15. The electrical connector assembly as claimed in claim 14, wherein the reinforcing board and the base defining a gap therebetween, and responsive to the first electrical connector being plugged into the second electrical connector, the base is configured to slide toward the reinforcing board in a first direction and connect to the reinforcing board and the elastic component is compressed by the base in a second direction, and the first direction is opposite to the second direction; and

the electrical connector assembly further comprises a positioning rod slidably disposed on the base, wherein the elastic component is sleeved onto the positioning rod, and the positioning rod is fixed to the reinforcing board.

16. The electrical connector assembly as claimed in claim 14, wherein the reinforcing board and the base defining a gap therebetween, and responsive to the first electrical connector being plugged into the second electrical connector, the base is configured to slide toward the reinforcing board in a first direction and connect to the reinforcing board and the elastic component is compressed by the base in a second direction, and the first direction is opposite to the second direction; and

the electrical connector assembly further comprises a positioning rod slidably disposed on the base, wherein the elastic component is disposed and surrounded the positioning rod, and the positioning rod is fixed to the reinforcing board.

17. The electrical connector assembly as claimed in claim 12, further comprises:

a reinforcing board fixed to the base and connected to the circuit board, wherein the floating direction is perpendicular to the sliding direction.

18. The electrical connector assembly as claimed in claim 12, further comprises:

a first guiding component protruding from the circuit board, wherein the first electrical connector and the first guiding component are on the same side of the circuit board; and

a second guiding component corresponding to the first guiding component, wherein the second guiding component is on a side of the second electrical connector,

wherein the base is configured to slide towards the second electrical connector in the sliding direction via the push-pull mechanism, the circuit board, the first electrical connector, and the first guiding component are slid synchronously with the base with the first guiding component being inserted into the second guiding component, the circuit board is configured to slide in the floating direction via the second guiding component, the floating direction is perpendicular to the sliding direction, and the first electrical connector is slid synchronously with the circuit board and align with the second electrical connector.

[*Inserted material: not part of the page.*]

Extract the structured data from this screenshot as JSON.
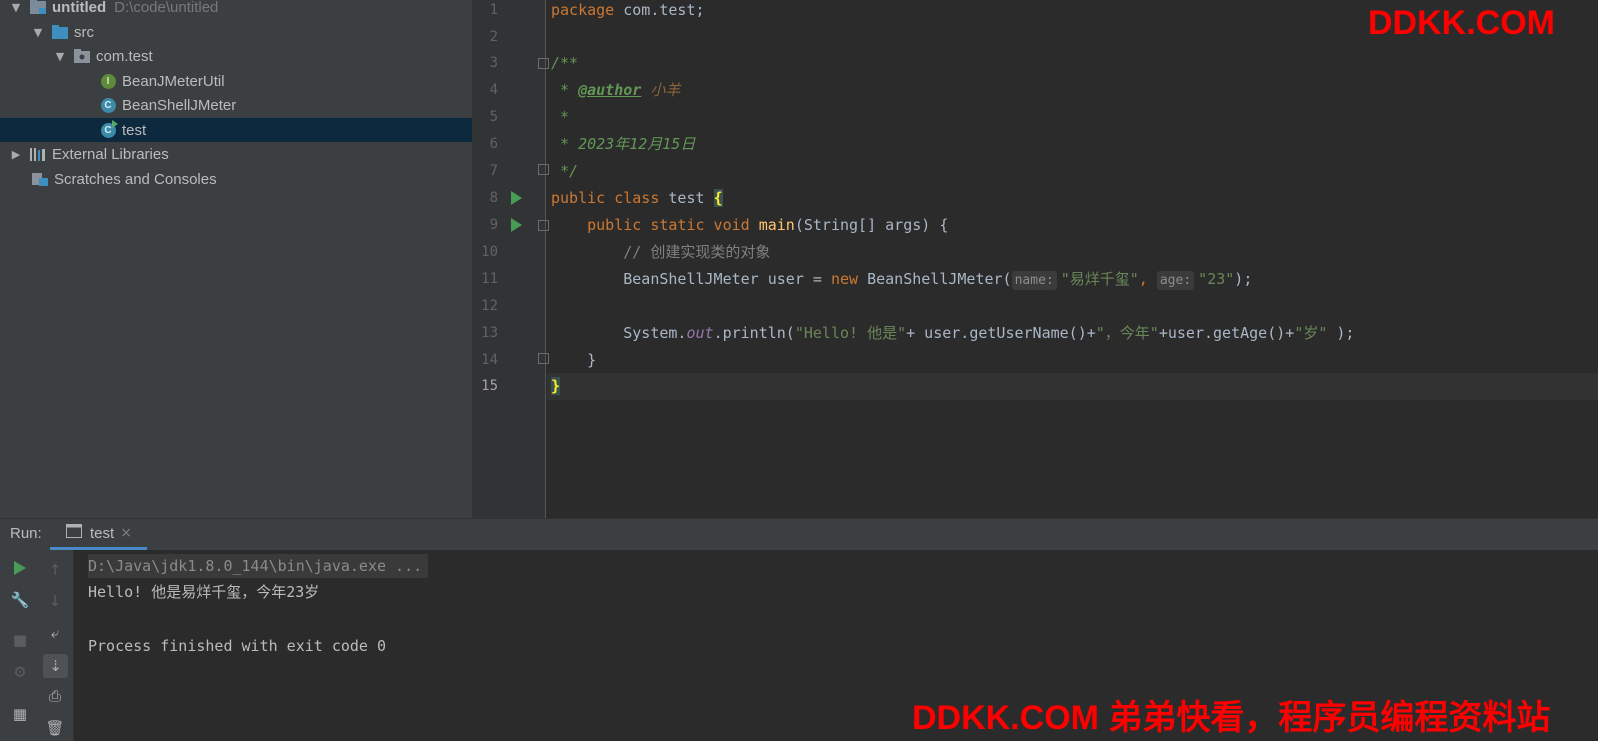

19. The electrical connector assembly as claimed in claim 12, further comprises:

a positioning component, wherein the base includes a slot, the positioning component having a first end passing through the slot and a second end locked to the circuit board, the floating direction is perpendicular to the sliding direction, and the positioning component is slid in the slot in the floating direction.

20. The electrical connector assembly as claimed in claim 11, wherein the push-pull mechanism comprises:

a positioning base;

a handle pivotally connected to the positioning base;

a push-pull rod slidably connected to the positioning base, wherein the base is connected to the push-pull rod; and

a linkage component, wherein the handle and the push-pull rod are pivotally connected to one of two opposite ends and the other of two opposite ends of the linkage component respectively.